Вместе с Риссой на княжеской лодье прибыло еще несколько жрецов Моряны, во всем покорных своей жестокой госпоже. В остальном же велетские корабли переполняли сплошь воины — крепкие, вооруженные до зубов мужи, в добротных стальных кольчугах. Здесь были не только венды, но и саксы, гуты, даны, — участники многих походов, тщательно отобранные Любом из бывалых воев. Самое подходящее войско, чтобы впечатлить прусских князей и жрецов, помочь им сделать верный выбор.

В самом Трусо всем заправляли оборотистые купцы, стекавшиеся сюда чуть ли не со всего Янтарного моря — пруссы, свеи, курши, гуты, даны. По мере того как укреплялась власть Велети, появился и назначенный князем посадник, выбиравшийся с одной стороны, из более-менее местного люда, с другой — из тех, кому князь мог доверять. Сейчас посадником был Скумант — сын торговца с Готланда и женщины из ятвягов. Когда-то он ходил с Любом в его северных походах, а потом, вернувшись в родные края, стал главным и в Трусо. Владычество в богатом городе сильно изменило некогда поджарого светловолосого воина: Скумант раздобрел, отпустил длинные усы и бороду, унизав их янтарными бусинами; облачился в роскошную свиту из темно-вишневой ткани с золотыми пуговицами и воротником из куницы. Светлые волосы, несмотря на жару, прикрывала бобровая шапка, пальцы украшали золотые перстни с драгоценными камнями. Однако и под слоем жира еще угадывались сильные мышцы, а взгляд синих глаз оставался все таким же алчным, как и в молодости, — пусть уже не до воинской добычи, а до купеческих барышей.

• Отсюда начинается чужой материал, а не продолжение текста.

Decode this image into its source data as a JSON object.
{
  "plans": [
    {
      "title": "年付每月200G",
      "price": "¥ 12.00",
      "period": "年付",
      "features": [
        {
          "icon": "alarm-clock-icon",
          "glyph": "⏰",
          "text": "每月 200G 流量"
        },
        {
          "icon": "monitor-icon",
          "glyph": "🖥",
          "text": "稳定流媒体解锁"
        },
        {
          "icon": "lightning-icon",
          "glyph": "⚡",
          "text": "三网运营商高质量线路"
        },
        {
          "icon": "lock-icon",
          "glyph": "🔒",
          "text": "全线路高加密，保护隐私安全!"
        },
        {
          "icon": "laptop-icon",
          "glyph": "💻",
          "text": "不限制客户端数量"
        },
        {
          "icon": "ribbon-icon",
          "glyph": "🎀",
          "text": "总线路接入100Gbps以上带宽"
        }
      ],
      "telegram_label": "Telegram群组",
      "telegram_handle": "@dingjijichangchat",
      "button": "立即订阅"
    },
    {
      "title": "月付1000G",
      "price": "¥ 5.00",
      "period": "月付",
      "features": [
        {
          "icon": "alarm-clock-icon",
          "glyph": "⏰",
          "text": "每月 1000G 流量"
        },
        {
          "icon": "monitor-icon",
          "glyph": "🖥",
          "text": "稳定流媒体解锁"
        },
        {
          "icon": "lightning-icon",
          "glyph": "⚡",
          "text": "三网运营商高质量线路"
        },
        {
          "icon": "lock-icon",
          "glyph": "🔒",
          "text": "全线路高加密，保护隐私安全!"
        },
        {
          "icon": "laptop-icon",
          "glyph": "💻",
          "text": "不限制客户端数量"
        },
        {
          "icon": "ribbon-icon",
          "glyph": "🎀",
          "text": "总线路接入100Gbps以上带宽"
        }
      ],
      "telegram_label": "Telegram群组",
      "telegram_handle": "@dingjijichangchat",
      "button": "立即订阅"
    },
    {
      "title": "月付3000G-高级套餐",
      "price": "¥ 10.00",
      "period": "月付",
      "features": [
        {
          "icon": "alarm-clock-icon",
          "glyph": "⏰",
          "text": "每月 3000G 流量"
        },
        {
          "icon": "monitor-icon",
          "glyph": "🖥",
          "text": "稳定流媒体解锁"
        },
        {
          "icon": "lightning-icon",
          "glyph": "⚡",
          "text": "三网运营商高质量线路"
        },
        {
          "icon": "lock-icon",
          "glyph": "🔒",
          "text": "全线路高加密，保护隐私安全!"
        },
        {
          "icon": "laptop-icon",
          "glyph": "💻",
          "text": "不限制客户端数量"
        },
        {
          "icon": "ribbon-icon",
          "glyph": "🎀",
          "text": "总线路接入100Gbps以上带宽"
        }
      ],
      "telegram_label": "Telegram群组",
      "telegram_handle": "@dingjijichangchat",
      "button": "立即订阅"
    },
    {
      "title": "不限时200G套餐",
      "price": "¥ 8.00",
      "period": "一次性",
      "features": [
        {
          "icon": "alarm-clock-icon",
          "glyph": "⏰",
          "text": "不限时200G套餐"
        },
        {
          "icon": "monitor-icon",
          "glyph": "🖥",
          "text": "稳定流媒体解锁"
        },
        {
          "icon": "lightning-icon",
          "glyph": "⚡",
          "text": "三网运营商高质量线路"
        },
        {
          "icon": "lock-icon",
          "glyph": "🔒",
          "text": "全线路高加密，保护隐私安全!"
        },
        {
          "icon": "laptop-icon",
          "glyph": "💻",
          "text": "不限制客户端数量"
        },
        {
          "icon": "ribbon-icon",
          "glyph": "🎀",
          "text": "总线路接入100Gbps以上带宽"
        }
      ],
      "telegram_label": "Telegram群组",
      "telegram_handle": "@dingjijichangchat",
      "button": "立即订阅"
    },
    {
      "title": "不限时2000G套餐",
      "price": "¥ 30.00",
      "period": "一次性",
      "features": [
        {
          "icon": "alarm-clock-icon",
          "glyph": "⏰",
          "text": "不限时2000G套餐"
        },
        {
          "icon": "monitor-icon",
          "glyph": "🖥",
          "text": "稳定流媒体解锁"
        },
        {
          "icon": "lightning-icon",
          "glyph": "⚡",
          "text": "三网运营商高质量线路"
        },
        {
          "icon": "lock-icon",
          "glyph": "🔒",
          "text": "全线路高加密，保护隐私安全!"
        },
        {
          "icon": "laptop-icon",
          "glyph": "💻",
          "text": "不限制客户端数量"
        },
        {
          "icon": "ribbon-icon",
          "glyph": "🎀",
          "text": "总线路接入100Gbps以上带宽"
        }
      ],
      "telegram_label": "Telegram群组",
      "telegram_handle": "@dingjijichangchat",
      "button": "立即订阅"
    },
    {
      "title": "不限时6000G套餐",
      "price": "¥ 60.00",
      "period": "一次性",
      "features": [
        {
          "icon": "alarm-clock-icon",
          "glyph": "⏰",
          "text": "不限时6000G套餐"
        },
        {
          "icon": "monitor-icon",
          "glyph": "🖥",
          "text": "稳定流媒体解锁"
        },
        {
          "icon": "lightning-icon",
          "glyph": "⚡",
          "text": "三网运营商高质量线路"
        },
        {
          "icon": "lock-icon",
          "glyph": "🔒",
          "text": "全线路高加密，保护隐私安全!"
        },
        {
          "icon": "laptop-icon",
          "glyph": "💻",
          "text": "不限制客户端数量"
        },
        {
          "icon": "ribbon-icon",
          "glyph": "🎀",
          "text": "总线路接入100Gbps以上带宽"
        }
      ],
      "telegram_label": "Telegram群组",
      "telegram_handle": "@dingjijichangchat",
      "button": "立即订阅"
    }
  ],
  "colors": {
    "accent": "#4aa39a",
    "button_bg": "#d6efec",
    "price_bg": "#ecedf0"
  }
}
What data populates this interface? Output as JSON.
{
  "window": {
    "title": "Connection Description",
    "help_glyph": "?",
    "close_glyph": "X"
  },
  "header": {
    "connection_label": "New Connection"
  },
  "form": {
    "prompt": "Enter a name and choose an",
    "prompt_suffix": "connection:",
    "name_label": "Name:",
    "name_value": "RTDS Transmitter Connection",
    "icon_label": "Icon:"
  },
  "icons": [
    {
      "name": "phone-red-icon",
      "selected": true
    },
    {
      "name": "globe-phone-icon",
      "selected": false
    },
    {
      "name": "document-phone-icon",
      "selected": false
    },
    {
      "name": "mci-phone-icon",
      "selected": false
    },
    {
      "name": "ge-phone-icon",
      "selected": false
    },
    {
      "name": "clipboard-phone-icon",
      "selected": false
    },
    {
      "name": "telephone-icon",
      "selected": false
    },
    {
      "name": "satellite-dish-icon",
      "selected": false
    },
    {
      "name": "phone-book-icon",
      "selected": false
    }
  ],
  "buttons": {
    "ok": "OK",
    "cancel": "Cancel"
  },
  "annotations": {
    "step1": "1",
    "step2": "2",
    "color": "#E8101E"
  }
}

— Волей богов и княжеской милостью город процветает, — говорил он, принимая Люба в большой избе за обильно накрытым столом, — мы расширились по обеим берегам Ногаты, завели янтарную, стекольную и ювелирную мастерскую. Да вот, госпожа, не угодно ли, подарок, — Скумант протянул Риссе искусно сработанное золотое ожерелье со множеством подвесок из янтаря и мелких самоцветов. Рисса, благосклонно кивнув посаднику, тут же нацепила украшение на шею

— С мазовшанами нынче мир, — продолжал Скумант, — с полянами тоже, торг идет по всей Висле и дальше — за Карпаты и до самого Черного моря. Ну и здесь все идет бойко — гуты приходят торговать, свеи, даны, даже финны, бывает, забредают.